# Christmas Like



## huBelial (Apr 11, 2008)

Are there any classical piece that resemble Christmas music?


----------



## Chi_townPhilly (Apr 21, 2007)

Off the top of my head... The conclusion of Bizet's _L'Arlesienne_ suites interweaves the "March of the Three Kings" (the famous sojourners to the Nativity) into the finale there.


----------



## Rondo (Jul 11, 2007)

To name some songs I have seen on "Christmas" albums,

The chorale from Brahms' First symphony (finale)
Tchaikovsky's _March Miniature_
_Marcia alla turka_ from Beethoven's The Ruins of Athens 
_Ode to Joy_ from Beethoven's 9th (of course)
Mozart's _Rondo alla Turka_
Arnold's_Commonwealth Christmas Overture_
Williams' score for _Home Alone_
Bach's _Jesu, Joy of Man's Desiring_
Copland's _Appalachian Spring_

Then there are more traditionally-performed pieces, such as _Sleigh Ride_, and _Carol of the Bells_....composers aren't coming to mind.


----------



## shsherm (Jan 24, 2008)

A Russian composer who was a known homosexual and may have been forced to commit suicide for this reason but actually more likely died of cholera as more authorative sources state was Peter Ilich Tchaikovsky. His ballet "The Nutcracker" is likely the most performed ballet of all and especially at Christmas with music which to some degree signifies Christmas. In areas of the US where homophobia reigns, this music is still among the most popular in the Christmas holiday season.
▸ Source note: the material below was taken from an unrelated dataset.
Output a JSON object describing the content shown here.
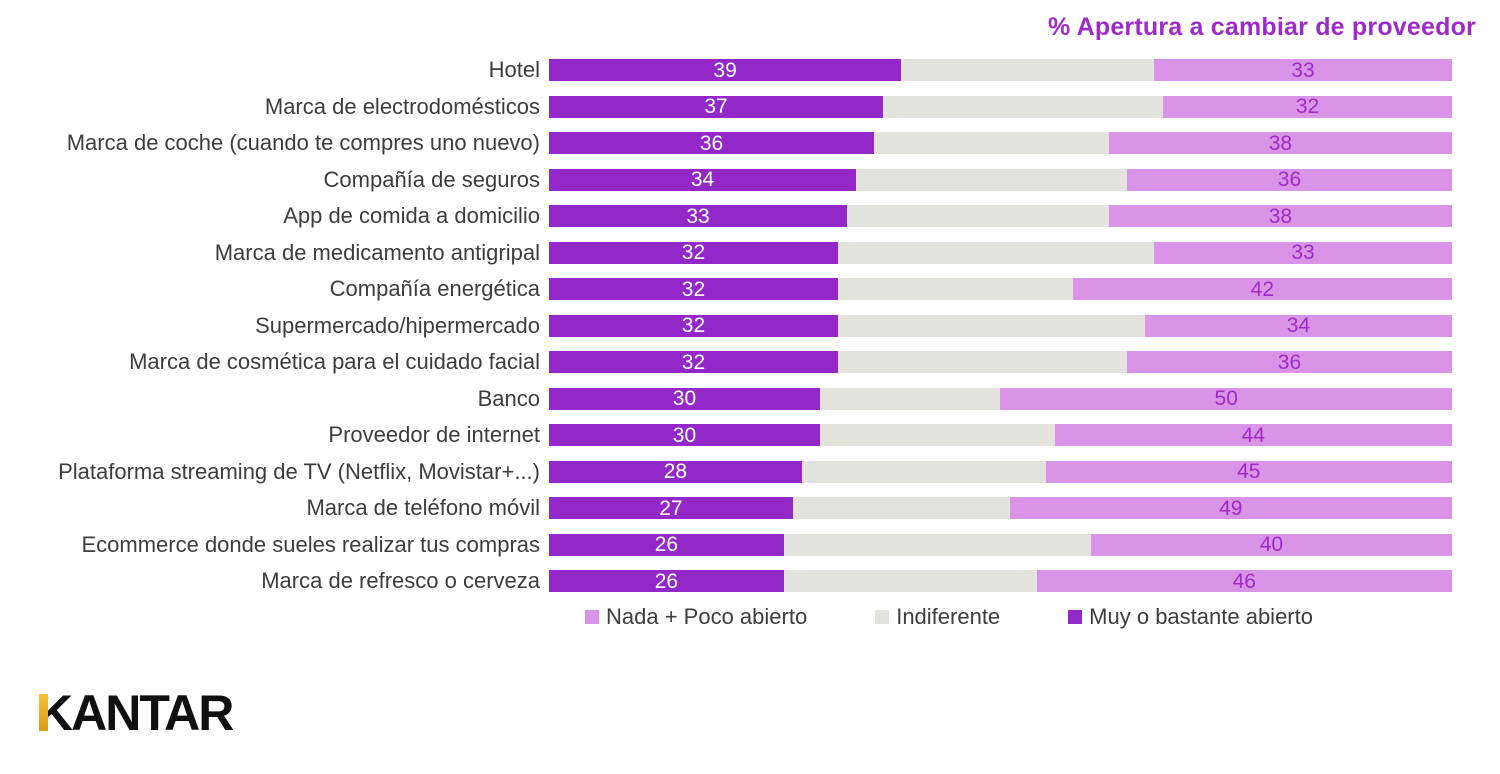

Does anyone else sense some hypocrisy in these circumstances? (I am hetero).


----------



## Rondo (Jul 11, 2007)

I was going to mention _The Nutcracker_, but the original author of this topic had already mentioned it so I assumed they knew. But, you are correct it is overplayed....but I'm not quite following you with the rest of your post. I believe Tchaikovsky is best known for his work, and not his sexual orientation. Therefore, it doesn't really make a difference either way.


----------



## BuddhaBandit (Dec 31, 2007)

Check out some of Bach's vocal work, especially the *Magnificat* and the aptly-named *Christmas Oratorio*. Then, of course, there's Handel's ridiculously overplayed *Messiah* and, if you want to go a little farther, Poulenc's wonderful *Quatre Motets Pour le Temps de Noël*


----------